SAN FRANCISCO—A collaboration to identify and develop drugs for resistant strains of malaria draws on an unusual combination of resources: U.S. Army research from 1946 plus 21st century informatics and lab technology.
The joint work on malaria began about two years ago between Collaborative Drug Discovery Inc., (CDD) and the Department of Chemical Biology and Therapeutics at St. Jude Children's Research Hospital. CDD created a database of over 12,000 molecules from the 61-year-old, two-volume "A Survey of Malaria Drugs," edited by Frederick Y. Wiselogle.
The monograph, which contains tables of data including descriptions, was not available electronically and lacked indexes. But its information is invaluable: animal study results established structure-activity relationships of molecules against malaria by covering compounds' structures plus biochemical activity, including mechanisms of action and toxicity levels.
The information has now been made accessible, says Dr. Barry Bunin, CEO and president of CDD. "CDD has both a free and a paid version, depending upon people's interests, and this historic malaria data is available for anyone via the CDD database." Fees are charged, however, for import and export of data or using private data in secure groups.
Bunin says CDD has communities around other orphan diseases or developing world diseases, including Chagas disease, African sleeping sickness, tuberculosis, and leishmaniasis. Other ventures include a cancer community and a firewall-protected offering for Big Pharma, says Bunin.
Bunin says CDD's technology enables multiple operations with data.

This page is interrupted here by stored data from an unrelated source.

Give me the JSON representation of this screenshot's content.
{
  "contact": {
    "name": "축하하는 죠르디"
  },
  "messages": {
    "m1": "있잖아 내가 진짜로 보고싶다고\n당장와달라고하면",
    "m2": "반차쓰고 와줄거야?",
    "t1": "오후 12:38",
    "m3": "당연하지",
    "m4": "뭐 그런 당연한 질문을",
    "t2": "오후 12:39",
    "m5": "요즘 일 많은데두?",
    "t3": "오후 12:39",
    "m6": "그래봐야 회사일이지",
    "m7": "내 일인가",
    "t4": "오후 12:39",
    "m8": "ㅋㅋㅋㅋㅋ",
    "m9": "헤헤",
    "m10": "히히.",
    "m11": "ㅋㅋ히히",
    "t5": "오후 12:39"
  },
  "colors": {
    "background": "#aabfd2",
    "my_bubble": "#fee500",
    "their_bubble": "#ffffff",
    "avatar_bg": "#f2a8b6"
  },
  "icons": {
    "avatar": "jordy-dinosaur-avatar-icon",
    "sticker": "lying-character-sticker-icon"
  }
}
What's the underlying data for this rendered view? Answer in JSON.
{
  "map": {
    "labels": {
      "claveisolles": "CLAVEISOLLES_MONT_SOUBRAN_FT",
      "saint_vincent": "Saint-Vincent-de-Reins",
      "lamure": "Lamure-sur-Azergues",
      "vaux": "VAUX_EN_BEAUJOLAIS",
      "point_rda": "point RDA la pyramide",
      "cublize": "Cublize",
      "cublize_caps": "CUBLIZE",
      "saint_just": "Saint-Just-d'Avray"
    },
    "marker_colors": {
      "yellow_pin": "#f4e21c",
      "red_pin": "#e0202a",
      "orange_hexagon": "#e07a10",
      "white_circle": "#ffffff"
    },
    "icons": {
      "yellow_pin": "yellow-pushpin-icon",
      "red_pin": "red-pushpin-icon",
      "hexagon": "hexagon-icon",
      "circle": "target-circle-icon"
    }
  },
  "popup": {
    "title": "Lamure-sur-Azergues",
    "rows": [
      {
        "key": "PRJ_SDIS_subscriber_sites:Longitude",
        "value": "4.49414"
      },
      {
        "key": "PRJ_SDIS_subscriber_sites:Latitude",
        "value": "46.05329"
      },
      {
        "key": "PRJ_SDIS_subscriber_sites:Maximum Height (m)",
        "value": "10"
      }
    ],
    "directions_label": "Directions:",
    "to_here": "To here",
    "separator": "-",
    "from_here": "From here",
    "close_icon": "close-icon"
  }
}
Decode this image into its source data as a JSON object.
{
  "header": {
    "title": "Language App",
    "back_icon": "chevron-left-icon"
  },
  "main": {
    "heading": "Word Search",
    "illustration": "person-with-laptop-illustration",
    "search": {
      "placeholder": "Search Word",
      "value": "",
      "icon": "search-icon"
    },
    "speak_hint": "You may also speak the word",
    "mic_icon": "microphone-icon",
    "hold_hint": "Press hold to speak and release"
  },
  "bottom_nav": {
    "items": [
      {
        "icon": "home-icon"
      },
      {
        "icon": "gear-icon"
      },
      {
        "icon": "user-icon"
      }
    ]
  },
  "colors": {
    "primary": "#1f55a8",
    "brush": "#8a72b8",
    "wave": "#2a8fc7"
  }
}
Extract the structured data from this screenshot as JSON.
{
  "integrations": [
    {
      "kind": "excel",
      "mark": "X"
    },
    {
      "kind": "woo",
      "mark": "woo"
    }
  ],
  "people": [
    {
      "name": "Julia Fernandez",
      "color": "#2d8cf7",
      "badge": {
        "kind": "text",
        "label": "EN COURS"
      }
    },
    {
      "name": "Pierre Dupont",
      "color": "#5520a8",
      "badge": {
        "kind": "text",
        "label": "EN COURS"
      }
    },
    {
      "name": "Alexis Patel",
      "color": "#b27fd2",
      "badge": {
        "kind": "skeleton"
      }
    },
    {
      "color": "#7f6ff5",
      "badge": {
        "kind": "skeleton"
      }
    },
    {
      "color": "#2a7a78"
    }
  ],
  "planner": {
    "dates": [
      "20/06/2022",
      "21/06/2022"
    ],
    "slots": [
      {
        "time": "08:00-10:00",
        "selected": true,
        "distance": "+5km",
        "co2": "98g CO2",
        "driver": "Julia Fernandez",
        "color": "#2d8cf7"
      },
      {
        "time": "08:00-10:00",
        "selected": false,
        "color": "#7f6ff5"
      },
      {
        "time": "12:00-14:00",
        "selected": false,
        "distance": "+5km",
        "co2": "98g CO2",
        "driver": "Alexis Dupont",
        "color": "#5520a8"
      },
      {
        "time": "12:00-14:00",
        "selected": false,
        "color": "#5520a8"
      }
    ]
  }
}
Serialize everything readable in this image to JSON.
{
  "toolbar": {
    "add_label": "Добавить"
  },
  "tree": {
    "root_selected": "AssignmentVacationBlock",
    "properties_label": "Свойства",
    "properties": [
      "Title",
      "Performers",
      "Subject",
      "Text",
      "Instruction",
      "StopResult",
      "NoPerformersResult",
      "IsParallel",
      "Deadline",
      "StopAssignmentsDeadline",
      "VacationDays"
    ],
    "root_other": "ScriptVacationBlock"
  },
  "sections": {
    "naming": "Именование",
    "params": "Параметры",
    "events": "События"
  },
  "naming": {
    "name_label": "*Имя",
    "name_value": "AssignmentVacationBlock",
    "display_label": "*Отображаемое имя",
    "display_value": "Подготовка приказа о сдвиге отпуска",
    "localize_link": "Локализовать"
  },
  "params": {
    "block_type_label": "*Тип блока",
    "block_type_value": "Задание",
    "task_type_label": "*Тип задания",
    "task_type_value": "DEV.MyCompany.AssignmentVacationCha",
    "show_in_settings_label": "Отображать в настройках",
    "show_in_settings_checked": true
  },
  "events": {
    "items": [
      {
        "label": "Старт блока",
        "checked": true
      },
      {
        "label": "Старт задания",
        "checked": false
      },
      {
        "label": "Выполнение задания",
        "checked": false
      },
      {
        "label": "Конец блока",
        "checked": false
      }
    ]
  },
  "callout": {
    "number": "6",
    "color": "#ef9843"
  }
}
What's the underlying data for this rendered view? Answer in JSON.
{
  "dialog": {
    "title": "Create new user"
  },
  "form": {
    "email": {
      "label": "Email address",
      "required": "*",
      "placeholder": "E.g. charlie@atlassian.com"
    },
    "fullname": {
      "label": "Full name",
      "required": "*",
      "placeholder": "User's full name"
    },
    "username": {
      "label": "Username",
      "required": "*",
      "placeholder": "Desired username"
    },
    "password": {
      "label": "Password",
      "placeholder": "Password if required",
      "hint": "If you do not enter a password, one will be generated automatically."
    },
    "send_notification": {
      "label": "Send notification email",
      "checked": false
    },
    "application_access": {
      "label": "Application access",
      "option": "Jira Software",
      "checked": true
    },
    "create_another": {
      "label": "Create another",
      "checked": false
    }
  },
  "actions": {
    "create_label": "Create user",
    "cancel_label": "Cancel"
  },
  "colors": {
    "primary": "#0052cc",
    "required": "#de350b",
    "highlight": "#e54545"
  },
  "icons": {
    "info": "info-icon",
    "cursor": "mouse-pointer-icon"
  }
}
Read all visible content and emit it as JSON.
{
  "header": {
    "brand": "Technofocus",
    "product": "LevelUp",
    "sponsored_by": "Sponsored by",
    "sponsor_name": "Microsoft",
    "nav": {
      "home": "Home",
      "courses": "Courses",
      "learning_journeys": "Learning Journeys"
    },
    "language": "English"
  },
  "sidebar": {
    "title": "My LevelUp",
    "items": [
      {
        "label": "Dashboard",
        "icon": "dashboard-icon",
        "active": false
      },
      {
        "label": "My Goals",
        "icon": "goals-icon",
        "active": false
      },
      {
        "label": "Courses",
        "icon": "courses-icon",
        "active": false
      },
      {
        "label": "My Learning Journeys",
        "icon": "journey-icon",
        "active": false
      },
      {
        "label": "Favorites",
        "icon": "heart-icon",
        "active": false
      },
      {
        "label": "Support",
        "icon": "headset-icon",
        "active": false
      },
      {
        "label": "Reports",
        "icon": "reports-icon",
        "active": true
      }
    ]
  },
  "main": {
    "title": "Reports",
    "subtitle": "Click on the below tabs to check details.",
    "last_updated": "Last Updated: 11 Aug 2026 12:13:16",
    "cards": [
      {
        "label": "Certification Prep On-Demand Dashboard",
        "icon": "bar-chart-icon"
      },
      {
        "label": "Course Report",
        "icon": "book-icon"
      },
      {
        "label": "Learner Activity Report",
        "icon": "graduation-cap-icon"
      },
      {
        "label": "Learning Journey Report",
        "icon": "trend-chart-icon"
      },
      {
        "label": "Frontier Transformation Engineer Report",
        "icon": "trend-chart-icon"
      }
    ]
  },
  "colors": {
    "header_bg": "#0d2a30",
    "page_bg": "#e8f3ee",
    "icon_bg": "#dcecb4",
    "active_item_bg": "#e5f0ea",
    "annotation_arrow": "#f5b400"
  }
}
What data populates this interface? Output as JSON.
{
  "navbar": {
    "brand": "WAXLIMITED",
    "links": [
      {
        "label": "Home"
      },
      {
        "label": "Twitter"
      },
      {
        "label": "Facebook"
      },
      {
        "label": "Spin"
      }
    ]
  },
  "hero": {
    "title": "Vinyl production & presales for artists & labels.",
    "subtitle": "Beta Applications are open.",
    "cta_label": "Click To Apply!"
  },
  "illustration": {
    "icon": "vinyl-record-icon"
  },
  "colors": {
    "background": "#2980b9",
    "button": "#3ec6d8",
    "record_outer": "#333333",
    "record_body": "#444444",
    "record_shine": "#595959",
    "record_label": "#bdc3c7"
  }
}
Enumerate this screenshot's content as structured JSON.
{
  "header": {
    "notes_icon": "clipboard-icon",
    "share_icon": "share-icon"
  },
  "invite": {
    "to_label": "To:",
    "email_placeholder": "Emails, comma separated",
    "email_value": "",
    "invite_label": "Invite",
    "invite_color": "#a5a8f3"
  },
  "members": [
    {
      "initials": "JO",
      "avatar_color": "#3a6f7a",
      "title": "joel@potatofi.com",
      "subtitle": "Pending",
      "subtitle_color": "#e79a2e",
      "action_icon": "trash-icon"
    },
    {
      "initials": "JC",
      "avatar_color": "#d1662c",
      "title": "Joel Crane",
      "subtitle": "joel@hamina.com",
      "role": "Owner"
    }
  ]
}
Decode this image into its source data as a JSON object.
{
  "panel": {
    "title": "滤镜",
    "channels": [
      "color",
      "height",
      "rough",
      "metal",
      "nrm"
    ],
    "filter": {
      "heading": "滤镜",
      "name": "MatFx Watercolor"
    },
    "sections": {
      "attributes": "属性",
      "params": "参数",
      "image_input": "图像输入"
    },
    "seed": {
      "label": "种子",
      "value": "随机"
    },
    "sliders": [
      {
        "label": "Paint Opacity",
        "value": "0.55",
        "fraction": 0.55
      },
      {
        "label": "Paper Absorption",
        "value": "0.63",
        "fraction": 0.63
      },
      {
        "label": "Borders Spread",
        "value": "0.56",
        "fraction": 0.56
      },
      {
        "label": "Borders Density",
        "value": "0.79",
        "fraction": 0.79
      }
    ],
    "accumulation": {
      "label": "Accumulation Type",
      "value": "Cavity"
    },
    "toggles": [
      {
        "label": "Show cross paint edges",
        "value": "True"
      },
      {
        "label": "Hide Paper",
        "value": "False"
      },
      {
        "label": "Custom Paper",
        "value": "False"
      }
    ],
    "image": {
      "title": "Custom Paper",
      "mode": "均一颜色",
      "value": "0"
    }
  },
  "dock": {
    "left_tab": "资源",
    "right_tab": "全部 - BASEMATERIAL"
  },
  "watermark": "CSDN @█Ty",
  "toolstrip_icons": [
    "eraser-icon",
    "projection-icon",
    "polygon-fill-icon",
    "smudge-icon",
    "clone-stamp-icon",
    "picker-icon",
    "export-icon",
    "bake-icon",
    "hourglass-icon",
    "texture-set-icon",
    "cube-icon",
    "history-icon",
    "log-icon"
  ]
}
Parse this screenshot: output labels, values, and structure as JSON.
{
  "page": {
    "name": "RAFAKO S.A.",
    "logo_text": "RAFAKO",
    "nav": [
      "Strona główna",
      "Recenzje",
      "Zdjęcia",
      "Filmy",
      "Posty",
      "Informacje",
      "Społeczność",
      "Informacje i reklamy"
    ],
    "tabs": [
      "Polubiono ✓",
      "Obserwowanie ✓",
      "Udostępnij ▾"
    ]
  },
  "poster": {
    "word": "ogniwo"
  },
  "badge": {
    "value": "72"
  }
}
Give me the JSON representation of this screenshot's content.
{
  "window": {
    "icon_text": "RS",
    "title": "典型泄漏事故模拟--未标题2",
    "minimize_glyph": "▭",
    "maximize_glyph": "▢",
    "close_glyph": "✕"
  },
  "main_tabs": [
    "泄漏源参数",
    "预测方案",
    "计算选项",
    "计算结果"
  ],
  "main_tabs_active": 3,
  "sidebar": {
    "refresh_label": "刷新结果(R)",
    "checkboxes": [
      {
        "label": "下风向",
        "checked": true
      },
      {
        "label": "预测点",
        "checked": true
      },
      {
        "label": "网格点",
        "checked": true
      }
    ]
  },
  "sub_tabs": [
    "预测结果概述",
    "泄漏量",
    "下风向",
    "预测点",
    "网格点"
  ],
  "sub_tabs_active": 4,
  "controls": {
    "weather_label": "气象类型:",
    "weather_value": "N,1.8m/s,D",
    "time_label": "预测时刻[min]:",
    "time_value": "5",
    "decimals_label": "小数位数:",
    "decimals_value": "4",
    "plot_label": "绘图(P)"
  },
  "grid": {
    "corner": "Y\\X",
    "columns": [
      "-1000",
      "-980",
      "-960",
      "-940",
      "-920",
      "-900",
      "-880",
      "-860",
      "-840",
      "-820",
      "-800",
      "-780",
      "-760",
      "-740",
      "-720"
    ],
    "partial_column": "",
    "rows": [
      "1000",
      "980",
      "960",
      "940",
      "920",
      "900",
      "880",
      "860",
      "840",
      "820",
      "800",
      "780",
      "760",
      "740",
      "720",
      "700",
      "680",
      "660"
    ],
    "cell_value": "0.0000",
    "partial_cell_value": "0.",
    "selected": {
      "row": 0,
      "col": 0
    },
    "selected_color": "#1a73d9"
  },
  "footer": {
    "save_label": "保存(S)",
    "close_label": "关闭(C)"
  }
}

"The first step is getting heterogeneous data into a database. The benefit is you have a permanent record when you're done. The mining is both chemical mining—this is chemically intelligent substructure search and Lipinski calculations—and biological mining for potency, selectivity, and toxicity. The collaborate [function] is what allows you to choose which data you want to keep 100 percent private and which you want to selectively and securely share with individual collaborators or which you want to make open access."
As with other orphan disease studies, St. Jude will also provide public access to the data once a manuscript on the research is finished, says Dr. Kip Guy, chair of the Department of Chemical Biology and Therapeutics. Guy says cheminformatics specialists often prefer St. Jude's bulk file format, though biologists like CDD because of their tools.
Guy says St. Jude has focused on modeling—incorporating varied data to create multidimensional descriptions of chemical space that can be related to disease states. Interesting compounds can then move into the wet lab, where screening methods involve intact malaria parasites.
"Our initial approach was to take approved drugs and literature-reported chemical candidates, compounds of that ilk," to identify chemotypes that would have streamlined re-approval processes. "What we're really hoping is that we will find buried in this data leads that will take us quickly to the clinic," says Guy.
Worldwide attention is limited in working on orphan diseases like malaria, but Guy says his work receives NIH funding. Federal funds also supported the Army's work in the 1940s, and Guy sees the material's longtime inaccessibility as "a tragedy." Now, however, with the information in a usable format, the data have come full circle. "We're providing it back to Walter Reed [Army Medical Center]," says Guy.